After nearly a year of impasse-ridden negotiations between University employees and administrators, campus workers represented by Teamsters Local 743 have accepted a three-year labor contract that offers a slight improvement over previous University offers but falls short of the four-percent annual wage increases that had become the union’s hue and cry.
The contract, approved December 21 by a vote of 439 to 106, will provide campus clerical workers a three-percent wage increase retroactive to March, when the current contract expired, along with a $175 bonus. They will receive two two-percent increases in 2008 followed by a 3.5-percent increase plus a $100 bonus in 2009. The contract amounts to a 10.5-percent increase plus $275 over three years.
The contract that union members rejected in October provided a cumulative 10.5-percent increase plus $175, which was an improvement over the cumulative 10 percent offered by the first contract that union members voted down in September.
Service and maintenance workers represented by the same union will receive a 45-cent-per-hour increase retroactive to March 2007, followed by a 40-cent increase in March 2008 and a 40-cent increase in March of next year plus a $100 bonus.
In a press release posted by Students Organizing United with Labor (SOUL), the main student organization supporting the union’s efforts, one University employee and organizer credited the outspoken campaign with bringing about the improved offer while still deriding the University for falling short of the four-percent demands.
In the weeks leading up to the October vote, there had been considerable disagreement among members of the union’s negotiating committee about whether or not the voting ranks should accept the contract offer.

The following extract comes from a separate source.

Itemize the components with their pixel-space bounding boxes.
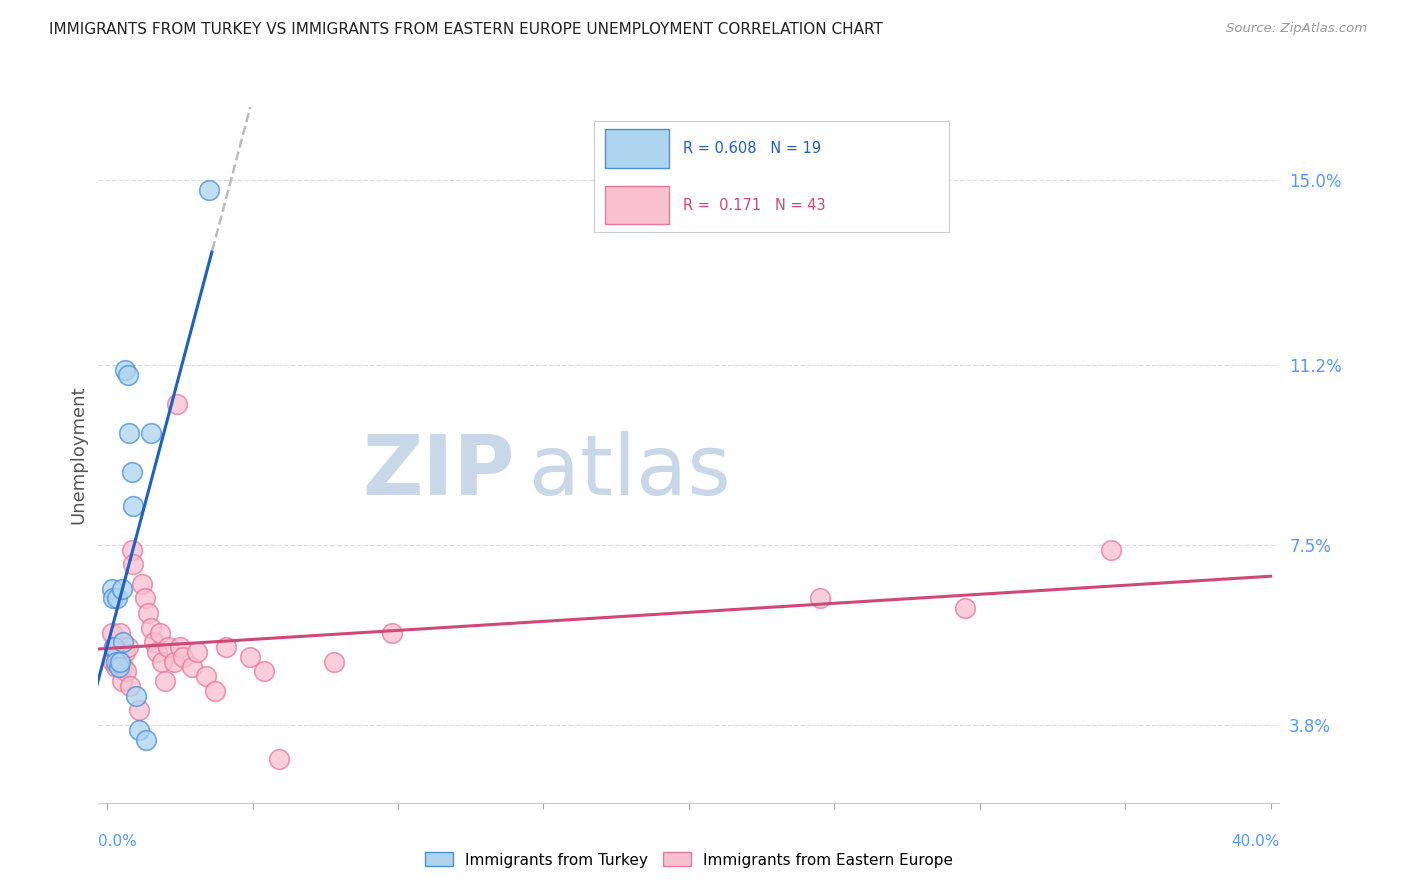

Several of the negotiating members dropped support for the offer after initially endorsing it, and it was narrowly defeated.

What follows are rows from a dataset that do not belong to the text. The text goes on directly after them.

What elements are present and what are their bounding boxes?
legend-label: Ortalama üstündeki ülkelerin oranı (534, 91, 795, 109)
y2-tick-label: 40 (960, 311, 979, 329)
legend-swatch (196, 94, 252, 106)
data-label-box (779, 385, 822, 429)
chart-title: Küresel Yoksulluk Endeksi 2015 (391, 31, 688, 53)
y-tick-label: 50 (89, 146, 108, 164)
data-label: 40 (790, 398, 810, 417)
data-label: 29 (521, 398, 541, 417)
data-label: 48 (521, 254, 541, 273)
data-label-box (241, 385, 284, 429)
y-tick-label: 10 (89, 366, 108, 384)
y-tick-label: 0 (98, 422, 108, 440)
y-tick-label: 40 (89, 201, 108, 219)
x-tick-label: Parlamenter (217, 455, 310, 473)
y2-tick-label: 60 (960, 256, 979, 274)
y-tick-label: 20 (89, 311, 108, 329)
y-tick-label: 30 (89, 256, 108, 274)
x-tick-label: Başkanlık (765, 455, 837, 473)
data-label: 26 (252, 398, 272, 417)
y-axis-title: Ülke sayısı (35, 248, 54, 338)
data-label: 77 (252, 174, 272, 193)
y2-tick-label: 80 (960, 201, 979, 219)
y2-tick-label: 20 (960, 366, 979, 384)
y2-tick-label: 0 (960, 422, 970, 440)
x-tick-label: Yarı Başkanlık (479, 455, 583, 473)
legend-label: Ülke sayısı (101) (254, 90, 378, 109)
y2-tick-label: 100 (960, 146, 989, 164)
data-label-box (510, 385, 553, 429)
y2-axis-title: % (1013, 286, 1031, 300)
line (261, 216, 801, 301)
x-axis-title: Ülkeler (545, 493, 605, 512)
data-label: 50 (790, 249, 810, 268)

At the time, Gary Mamlin, a Regenstein Library employee and negotiating committee member who was credited by some on the committee with changing sentiment about the offer, expressed a desire to stay resolute in his demands for a four-percent annual increase.
Weekly protests continued, but the University administration maintained its determination to stand by its most recent offer, stating publicly that employees should not expect an improved offer.

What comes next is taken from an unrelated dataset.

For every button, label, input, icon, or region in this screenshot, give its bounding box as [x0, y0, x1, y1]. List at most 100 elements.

Late last month, after further negotiations, the University made a renewed offer that the negotiating committee presented to the voting body and that was ultimately approved.
Considering the union’s demands, the approved three-year contract represents a total improvement of just $100 over the previously rejected offer, but its passage may have reflected the growing realization among members that further improvements were unlikely.
“As I stated all along, we felt that the financial offer was a really good contract. We were just really pleased that the union on this go-around supported what it said it was going to support…. We made that small concession and luckily, happily the union was willing to accept that,” said Gwynne Dilday, associate vice president for University human resources management.